Francis Bacon was largely rejected in America (certainly in my art education through an MFA) largely because he didn’t fit into the convenient narrative of Abstract Expressionism, Minimalism, Pop-Art, etc. He’s a unique figure with his own style and content. And this is a problem when we want to be prescriptive about what artists must make.
It’s safe to say that all my favorite artists are idiosyncratic and don’t easily fit into a movement, except perhaps Monet, though he’s the leading proponent of the movement he’s associated with.

Art critics, and those critical of Francis Bacon in particular have not understood that he is a direct heir to Van Gogh, which his multiple tributes should have made abundantly obvious. And it’s not just to Vincent’s using paint to suggest rather than illustrate form, but also in his idiosyncratic, individual expression.

Consider the uber popular Friday Kahlo. Oh, is she a Mexican Muralist? And there are those who think she’s popular just because of sensationalism, but don’t really take her seriously except out of obligation to political narratives.
Movements and manifestos are for followers and people who believe everyone must clamor aboard a single dominant ideology.
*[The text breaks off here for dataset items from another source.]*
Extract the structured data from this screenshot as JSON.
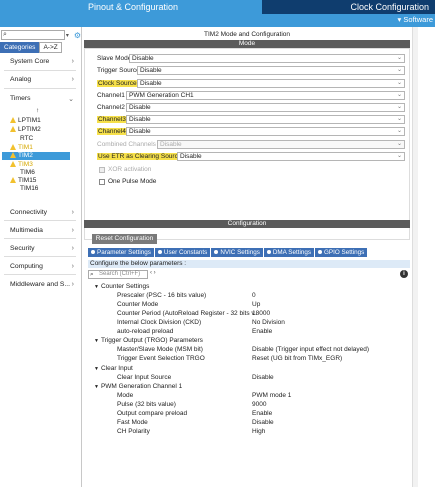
{
  "header": {
    "pinout_tab": "Pinout & Configuration",
    "clock_tab": "Clock Configuration",
    "software_label": "Software"
  },
  "sidebar": {
    "category_tabs": [
      "Categories",
      "A->Z"
    ],
    "categories_top": [
      "System Core",
      "Analog",
      "Timers"
    ],
    "timers": [
      "LPTIM1",
      "LPTIM2",
      "RTC",
      "TIM1",
      "TIM2",
      "TIM3",
      "TIM6",
      "TIM15",
      "TIM16"
    ],
    "categories_bottom": [
      "Connectivity",
      "Multimedia",
      "Security",
      "Computing",
      "Middleware and S..."
    ]
  },
  "mode_panel": {
    "title": "TIM2 Mode and Configuration",
    "header": "Mode",
    "fields": [
      {
        "label": "Slave Mode",
        "value": "Disable"
      },
      {
        "label": "Trigger Source",
        "value": "Disable"
      },
      {
        "label": "Clock Source",
        "value": "Disable"
      },
      {
        "label": "Channel1",
        "value": "PWM Generation CH1"
      },
      {
        "label": "Channel2",
        "value": "Disable"
      },
      {
        "label": "Channel3",
        "value": "Disable"
      },
      {
        "label": "Channel4",
        "value": "Disable"
      },
      {
        "label": "Combined Channels",
        "value": "Disable"
      },
      {
        "label": "Use ETR as Clearing Source",
        "value": "Disable"
      }
    ],
    "checkboxes": [
      "XOR activation",
      "One Pulse Mode"
    ]
  },
  "config_panel": {
    "header": "Configuration",
    "reset_button": "Reset Configuration",
    "tabs": [
      "Parameter Settings",
      "User Constants",
      "NVIC Settings",
      "DMA Settings",
      "GPIO Settings"
    ],
    "configure_text": "Configure the below parameters :",
    "search_placeholder": "Search (Ctrl+F)",
    "groups": [
      {
        "title": "Counter Settings",
        "params": [
          {
            "name": "Prescaler (PSC - 16 bits value)",
            "value": "0"
          },
          {
            "name": "Counter Mode",
            "value": "Up"
          },
          {
            "name": "Counter Period (AutoReload Register - 32 bits v...",
            "value": "18000"
          },
          {
            "name": "Internal Clock Division (CKD)",
            "value": "No Division"
          },
          {
            "name": "auto-reload preload",
            "value": "Enable"
          }
        ]
      },
      {
        "title": "Trigger Output (TRGO) Parameters",
        "params": [
          {
            "name": "Master/Slave Mode (MSM bit)",
            "value": "Disable (Trigger input effect not delayed)"
          },
          {
            "name": "Trigger Event Selection TRGO",
            "value": "Reset (UG bit from TIMx_EGR)"
          }
        ]
      },
      {
        "title": "Clear Input",
        "params": [
          {
            "name": "Clear Input Source",
            "value": "Disable"
          }
        ]
      },
      {
        "title": "PWM Generation Channel 1",
        "params": [
          {
            "name": "Mode",
            "value": "PWM mode 1"
          },
          {
            "name": "Pulse (32 bits value)",
            "value": "9000"
          },
          {
            "name": "Output compare preload",
            "value": "Enable"
          },
          {
            "name": "Fast Mode",
            "value": "Disable"
          },
          {
            "name": "CH Polarity",
            "value": "High"
          }
        ]
      }
    ]
  }
}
It’s about, oddly enough, conformity.
I’m at the other end of the spectrum, and rather favor artists seeking their own unique form of expression, and it need not have anything to do with what is currently fashionable or taken seriously.
If I were to write a manifesto, it would only apply to myself. Can you imagine Giger writing a manifesto? Everyone must paint their sexualized, alien, subconscious, dark fantasies or vision, and it should be flat and executed with an airbrush. The subject matter should always be the future, the palette must be monochromatic, etc.
Note that people who believe in manifestos, movements, and a domino effect evolution of art will dismiss Giger as completely irrelevant, and in relation to someone like Piero Manzoni (who canned his shit) or Lawrence Wiener (who prints dictionary definitions as art). Those guys are seen as “important” in the grand evolution of art (a.k.a. inbreeding), whereas Giger is hopelessly irrelevant. But I think it’s safe to say that in a hundred years people will still be looking at Giger, but not Manzoni or Weiner.